September numbers show a 56% increase in ridership over the same month last year, according to the company’s most recent revenue and ridership report.
Ridership numbers will prove key as the company seeks its first public rating.
Fitch Ratings analyst Seth Lehman said the credit would be evaluated under Fitch’s public finance/infrastructure criteria.
“We’d look at the ability on a standalone basis to be able to support its costs, whether that’s operating or financing costs over the the term of the debt,” Lehman said.
“Brightline is relatively new and doesn’t have the same long history of maybe some other rail infrastructure enterprises out there, but still it’s no longer in a construction phase, so construction-related risk would no longer be a key area of risk analysis,” he added.
Nuveen holds $2.5 billion, or nearly 75%, of Brightline’s debt, and the credit accounts for five of the top 10 positions in Nuveen’s High Yield Municipal Bond Fund, including its top municipal holding that makes up 2.8% of the fund. Nuveen declined to comment for the story.
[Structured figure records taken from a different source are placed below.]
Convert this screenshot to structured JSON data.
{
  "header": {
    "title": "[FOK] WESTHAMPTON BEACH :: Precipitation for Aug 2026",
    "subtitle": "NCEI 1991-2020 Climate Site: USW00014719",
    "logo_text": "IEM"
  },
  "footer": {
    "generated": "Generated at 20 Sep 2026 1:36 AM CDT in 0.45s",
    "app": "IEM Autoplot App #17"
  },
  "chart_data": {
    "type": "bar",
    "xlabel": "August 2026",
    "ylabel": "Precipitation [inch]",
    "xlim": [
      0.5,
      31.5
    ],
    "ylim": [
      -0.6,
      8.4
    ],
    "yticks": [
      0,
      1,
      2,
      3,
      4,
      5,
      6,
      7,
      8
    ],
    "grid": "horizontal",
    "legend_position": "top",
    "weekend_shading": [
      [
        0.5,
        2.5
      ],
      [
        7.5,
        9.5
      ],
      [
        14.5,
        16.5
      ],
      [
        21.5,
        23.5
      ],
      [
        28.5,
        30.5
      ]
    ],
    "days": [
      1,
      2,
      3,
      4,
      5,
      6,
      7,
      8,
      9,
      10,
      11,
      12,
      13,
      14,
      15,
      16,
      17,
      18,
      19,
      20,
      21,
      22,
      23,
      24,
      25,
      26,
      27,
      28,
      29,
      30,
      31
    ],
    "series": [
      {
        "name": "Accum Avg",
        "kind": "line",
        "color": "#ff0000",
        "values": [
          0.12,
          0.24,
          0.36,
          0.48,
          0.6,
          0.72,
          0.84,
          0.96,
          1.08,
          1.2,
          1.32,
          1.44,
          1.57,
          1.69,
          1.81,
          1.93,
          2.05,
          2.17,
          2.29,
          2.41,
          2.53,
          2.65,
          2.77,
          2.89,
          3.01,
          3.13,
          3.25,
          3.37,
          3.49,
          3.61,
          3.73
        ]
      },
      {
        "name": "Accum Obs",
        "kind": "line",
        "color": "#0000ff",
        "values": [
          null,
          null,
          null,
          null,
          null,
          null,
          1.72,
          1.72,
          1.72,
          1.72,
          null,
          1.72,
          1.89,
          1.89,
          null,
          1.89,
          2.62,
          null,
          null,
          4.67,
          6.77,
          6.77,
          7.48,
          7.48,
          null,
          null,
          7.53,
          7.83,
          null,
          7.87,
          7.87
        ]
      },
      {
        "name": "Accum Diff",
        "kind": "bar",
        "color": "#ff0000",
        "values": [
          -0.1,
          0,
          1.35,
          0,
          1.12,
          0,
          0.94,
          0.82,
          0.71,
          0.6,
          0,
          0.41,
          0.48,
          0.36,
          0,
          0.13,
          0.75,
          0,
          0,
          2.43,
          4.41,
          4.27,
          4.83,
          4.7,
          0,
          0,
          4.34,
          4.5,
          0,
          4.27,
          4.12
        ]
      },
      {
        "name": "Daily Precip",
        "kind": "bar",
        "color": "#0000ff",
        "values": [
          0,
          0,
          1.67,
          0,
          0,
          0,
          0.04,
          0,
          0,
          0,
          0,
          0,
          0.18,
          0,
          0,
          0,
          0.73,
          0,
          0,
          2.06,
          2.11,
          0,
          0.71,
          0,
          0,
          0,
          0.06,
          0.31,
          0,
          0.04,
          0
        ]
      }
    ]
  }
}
Having hit the Orlando benchmark, the company’s growth plans continue. Last week, it launched a request for proposals for a station on Florida’s Treasure Coast and is next eying expansion to Tampa, with stops at the Orange County Convention Center and Disney Springs and its theme parks.
“Now that Orlando is up and running for a month, I’m sure we’ll see a spike in ridership,” Farrington said. “So far, so good.”